For the first couple of weeks Jada was on the mend from the flesh wound she had received in the calf of her right leg. The wound was painful, but had caused no complications, nor had it required that she be hospitalized.
By the end of the fourth week she had gone through all the usual things with her interrogators, and had been quite cooperative, although at times it seemed at least to Mahoney that she was holding something back.

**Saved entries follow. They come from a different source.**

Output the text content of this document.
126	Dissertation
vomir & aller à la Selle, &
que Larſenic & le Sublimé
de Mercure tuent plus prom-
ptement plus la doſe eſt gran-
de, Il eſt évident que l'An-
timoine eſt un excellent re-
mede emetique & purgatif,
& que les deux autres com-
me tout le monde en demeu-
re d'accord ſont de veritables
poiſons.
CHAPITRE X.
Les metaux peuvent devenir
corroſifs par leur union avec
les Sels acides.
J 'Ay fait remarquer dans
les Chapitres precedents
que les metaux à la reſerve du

They had set up shop in what had once been the farmhouse’s parlor; they had equipped it with a medium-sized conference table and several comfortable chairs, a portable blackboard, recording equipment, and, most importantly, it seemed at times, a large-capacity electric coffee pot.
Two technicians had come up from Langley, had installed antisurveillance equipment, and were always present during interrogations—one operating a scanning detector, and the other operating the recorder.
The chief Company historian, Stan Kopinski, had shown up in the third week with a station wagon filled with books for cross-references. Kopinski, who was nearly as old as Mahoney, seemed almost like a machine to them all. He never slept. During the day he sat in on the sessions with the Russian woman, and during the night he reviewed the tapes, cross-checking data.
Philip Braiteswithe, the Company’s foremost expert on Soviet affairs, came up at least one day a week to review everything that had gone on, and usually managed to ask one or two pertinent questions that no one else had thought of.
Bob Greene and Leonard Sampson, who had graduated from New York University together twenty years ago, and who had since never been separated, were the chief interrogators. They were good, and even Mahoney had to admit it.
At times they would be gentle with the woman. At other times they would be harsh. But always they played off each other, one of them acting the heavy, the other Mr. Nice.
Usually when the all-day sessions came to an end, everyone was exhausted because of their intensity. But in the four weeks Jada had been here, they had wrung nearly every bit of pertinent information from her that was humanly possible.
And yet, Mahoney was left with the feeling that she was holding something back. Not necessarily holding back information that she did not ever want to tell them, but holding back because she was waiting for the right moment.
The routine was for all of them to have breakfast in the kitchen from seven until eight, after which they moved into the parlor for a session until noon when they broke for lunch. The session was picked up again at one and usually lasted until five-thirty or six. The evenings were spent in analysis of tapes, or relaxation.